Das menschliche Gehirn ist bei vergleichbaren Aufgaben etwa eine Million Mal energieeffizienter als KI-Systeme. Um diese Effizienz zu erreichen, verfolgt die neuromorphe Technik einen radikal anderen Ansatz: Sie baut elektronische Komponenten, die wie Neuronen und Synapsen des Gehirns funktionieren. Bisherige Versuche scheiterten jedoch an der Zuverlässigkeit oder Skalierbarkeit.

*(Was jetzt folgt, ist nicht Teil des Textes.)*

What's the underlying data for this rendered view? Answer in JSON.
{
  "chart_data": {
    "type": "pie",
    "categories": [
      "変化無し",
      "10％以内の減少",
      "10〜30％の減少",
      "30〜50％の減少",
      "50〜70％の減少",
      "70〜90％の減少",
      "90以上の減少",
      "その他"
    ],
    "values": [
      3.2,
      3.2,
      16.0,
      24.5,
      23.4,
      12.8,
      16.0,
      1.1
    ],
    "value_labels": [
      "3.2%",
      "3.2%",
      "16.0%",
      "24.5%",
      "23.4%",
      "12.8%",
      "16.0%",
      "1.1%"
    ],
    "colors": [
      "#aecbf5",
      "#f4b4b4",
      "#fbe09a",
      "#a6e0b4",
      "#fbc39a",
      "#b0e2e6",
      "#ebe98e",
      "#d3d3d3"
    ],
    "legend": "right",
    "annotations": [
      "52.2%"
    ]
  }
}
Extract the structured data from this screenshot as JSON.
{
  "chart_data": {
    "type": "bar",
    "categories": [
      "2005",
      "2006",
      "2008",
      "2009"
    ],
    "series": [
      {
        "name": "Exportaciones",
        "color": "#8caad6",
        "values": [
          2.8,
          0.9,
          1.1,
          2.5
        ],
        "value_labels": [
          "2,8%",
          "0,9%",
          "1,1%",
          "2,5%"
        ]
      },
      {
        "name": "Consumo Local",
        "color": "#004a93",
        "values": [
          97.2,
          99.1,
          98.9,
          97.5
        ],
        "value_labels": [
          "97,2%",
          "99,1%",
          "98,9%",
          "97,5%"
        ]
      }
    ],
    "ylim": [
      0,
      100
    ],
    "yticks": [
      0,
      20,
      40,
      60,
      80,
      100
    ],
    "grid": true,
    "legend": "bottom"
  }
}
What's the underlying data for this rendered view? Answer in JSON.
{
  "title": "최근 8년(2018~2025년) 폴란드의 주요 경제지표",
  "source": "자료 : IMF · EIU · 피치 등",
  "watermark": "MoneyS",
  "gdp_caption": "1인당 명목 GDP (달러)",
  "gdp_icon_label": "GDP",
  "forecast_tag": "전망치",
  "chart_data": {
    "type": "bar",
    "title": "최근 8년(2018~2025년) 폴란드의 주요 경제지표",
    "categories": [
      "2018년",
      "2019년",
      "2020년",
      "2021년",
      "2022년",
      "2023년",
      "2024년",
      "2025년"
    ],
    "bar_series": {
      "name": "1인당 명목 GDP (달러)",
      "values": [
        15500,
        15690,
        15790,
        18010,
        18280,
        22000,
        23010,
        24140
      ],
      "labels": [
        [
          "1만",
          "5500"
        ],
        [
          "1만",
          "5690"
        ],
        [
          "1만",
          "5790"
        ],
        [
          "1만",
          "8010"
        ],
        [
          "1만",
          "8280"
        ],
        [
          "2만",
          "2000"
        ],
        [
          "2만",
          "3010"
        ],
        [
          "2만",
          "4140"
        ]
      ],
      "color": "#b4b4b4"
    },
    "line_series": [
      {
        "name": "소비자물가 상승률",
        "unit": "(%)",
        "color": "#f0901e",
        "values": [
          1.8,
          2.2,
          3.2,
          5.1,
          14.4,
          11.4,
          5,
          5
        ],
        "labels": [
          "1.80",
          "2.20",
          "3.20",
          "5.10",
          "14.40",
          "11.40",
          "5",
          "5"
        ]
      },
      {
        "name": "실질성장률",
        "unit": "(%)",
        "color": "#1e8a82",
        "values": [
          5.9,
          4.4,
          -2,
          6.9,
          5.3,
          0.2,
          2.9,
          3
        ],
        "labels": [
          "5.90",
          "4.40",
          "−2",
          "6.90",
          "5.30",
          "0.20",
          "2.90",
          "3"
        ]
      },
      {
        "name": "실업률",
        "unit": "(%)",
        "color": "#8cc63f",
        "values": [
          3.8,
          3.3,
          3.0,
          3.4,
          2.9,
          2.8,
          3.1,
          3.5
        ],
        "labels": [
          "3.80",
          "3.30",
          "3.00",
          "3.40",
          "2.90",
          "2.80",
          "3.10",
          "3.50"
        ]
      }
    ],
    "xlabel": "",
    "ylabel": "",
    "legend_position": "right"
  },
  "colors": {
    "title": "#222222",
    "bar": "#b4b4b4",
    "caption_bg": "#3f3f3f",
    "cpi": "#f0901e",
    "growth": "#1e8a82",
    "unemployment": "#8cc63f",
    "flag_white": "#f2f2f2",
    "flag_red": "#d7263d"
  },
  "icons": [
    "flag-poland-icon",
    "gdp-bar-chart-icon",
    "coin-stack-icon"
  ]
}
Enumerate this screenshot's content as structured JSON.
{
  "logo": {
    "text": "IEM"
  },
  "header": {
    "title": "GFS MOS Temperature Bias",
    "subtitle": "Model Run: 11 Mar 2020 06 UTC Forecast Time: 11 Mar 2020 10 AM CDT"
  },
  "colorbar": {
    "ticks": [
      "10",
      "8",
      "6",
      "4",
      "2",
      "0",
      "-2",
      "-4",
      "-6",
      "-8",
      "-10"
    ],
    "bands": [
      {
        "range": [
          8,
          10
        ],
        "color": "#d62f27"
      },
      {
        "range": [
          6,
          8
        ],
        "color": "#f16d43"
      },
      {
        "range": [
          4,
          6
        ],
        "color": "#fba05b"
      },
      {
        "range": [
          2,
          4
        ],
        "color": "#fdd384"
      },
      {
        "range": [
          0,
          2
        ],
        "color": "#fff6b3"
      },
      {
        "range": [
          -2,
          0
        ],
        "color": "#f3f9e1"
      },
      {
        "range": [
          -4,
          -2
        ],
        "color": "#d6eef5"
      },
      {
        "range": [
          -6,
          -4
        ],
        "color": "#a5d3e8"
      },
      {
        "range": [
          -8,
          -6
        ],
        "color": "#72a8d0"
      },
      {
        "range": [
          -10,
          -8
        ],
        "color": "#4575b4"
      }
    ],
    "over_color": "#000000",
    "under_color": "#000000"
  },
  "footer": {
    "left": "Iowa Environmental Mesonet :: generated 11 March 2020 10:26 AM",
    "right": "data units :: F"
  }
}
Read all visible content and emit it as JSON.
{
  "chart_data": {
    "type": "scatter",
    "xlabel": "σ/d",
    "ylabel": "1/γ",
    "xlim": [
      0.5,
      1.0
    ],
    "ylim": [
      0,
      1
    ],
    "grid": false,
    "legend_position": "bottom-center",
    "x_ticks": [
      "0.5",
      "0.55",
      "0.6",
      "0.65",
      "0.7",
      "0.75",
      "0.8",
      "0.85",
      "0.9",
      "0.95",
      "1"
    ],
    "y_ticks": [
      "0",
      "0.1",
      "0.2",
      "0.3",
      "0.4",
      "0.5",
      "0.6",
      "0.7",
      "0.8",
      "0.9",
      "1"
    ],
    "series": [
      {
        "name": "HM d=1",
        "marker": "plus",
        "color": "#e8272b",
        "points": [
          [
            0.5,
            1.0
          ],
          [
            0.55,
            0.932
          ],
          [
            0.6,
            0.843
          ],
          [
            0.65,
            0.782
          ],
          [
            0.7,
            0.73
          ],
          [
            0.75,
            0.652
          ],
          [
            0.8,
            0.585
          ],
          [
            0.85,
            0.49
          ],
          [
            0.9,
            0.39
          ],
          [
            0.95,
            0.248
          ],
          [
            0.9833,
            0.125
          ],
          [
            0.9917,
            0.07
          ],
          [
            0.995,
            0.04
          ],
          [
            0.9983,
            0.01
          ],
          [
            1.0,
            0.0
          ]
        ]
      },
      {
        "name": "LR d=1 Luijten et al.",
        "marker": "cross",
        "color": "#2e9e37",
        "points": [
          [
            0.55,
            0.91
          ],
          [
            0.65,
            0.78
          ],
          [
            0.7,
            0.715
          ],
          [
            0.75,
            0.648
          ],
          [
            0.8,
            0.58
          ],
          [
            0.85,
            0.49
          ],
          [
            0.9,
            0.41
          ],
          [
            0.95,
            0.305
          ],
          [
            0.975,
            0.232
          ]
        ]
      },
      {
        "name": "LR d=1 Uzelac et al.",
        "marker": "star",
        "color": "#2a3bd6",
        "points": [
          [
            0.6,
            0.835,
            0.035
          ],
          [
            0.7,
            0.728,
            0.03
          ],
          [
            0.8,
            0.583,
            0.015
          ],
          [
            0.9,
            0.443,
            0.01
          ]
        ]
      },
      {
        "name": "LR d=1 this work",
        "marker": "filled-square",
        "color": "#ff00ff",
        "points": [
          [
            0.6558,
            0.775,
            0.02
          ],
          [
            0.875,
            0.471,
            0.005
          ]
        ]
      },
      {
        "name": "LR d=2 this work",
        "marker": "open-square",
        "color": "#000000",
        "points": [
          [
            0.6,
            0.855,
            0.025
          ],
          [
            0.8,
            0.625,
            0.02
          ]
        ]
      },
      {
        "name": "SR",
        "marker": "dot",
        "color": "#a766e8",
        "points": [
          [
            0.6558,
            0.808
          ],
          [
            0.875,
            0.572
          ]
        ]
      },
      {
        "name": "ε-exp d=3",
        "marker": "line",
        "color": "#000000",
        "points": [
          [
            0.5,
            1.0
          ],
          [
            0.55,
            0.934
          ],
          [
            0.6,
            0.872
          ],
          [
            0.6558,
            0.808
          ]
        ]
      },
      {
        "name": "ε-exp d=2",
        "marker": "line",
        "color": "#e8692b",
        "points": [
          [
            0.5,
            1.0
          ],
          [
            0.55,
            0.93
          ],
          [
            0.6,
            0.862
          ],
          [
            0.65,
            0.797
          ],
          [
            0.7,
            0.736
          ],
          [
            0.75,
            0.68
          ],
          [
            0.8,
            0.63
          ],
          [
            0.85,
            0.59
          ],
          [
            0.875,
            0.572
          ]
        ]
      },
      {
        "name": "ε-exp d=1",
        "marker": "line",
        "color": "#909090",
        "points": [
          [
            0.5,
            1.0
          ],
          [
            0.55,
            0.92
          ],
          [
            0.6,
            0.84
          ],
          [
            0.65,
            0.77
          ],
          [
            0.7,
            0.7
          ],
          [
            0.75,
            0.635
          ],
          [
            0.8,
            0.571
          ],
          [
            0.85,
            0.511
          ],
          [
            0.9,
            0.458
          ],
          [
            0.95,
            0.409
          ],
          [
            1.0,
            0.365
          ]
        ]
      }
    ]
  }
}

Ein Forscherteam entdeckte zufällig, dass ein gewöhnlicher CMOS-Transistor als künstliches Neuron und Synapse fungieren kann. Diese Entdeckung könnte die Art und Weise, wie KI-Hardware gebaut wird, grundlegend verändern. Der Transistor nutzt einen verborgenen Bipolartransistor-Effekt, der ein nichtlineares Schaltverhalten ermöglicht, das dem eines biologischen Neurons ähnelt.
Im Gegensatz zu herkömmlichen digitalen Schaltungen, die lineare Strom-Spannungs-Kennlinien aufweisen, zeigt dieser Transistor eine Hysterese und einen Schwellwert, der an die Feuerrate von Neuronen erinnert. Dies ermöglicht eine direkte Nachbildung neuronaler Aktivität ohne aufwendige Simulationen.
Die Forscher glauben, dass diese Entdeckung den Weg zu extrem energieeffizienten KI-Chips ebnen könnte, die nur einen Bruchteil der heutigen Energie verbrauchen. Allerdings sind weitere Tests und Optimierungen nötig, bevor diese Technologie in großem Maßstab eingesetzt werden kann.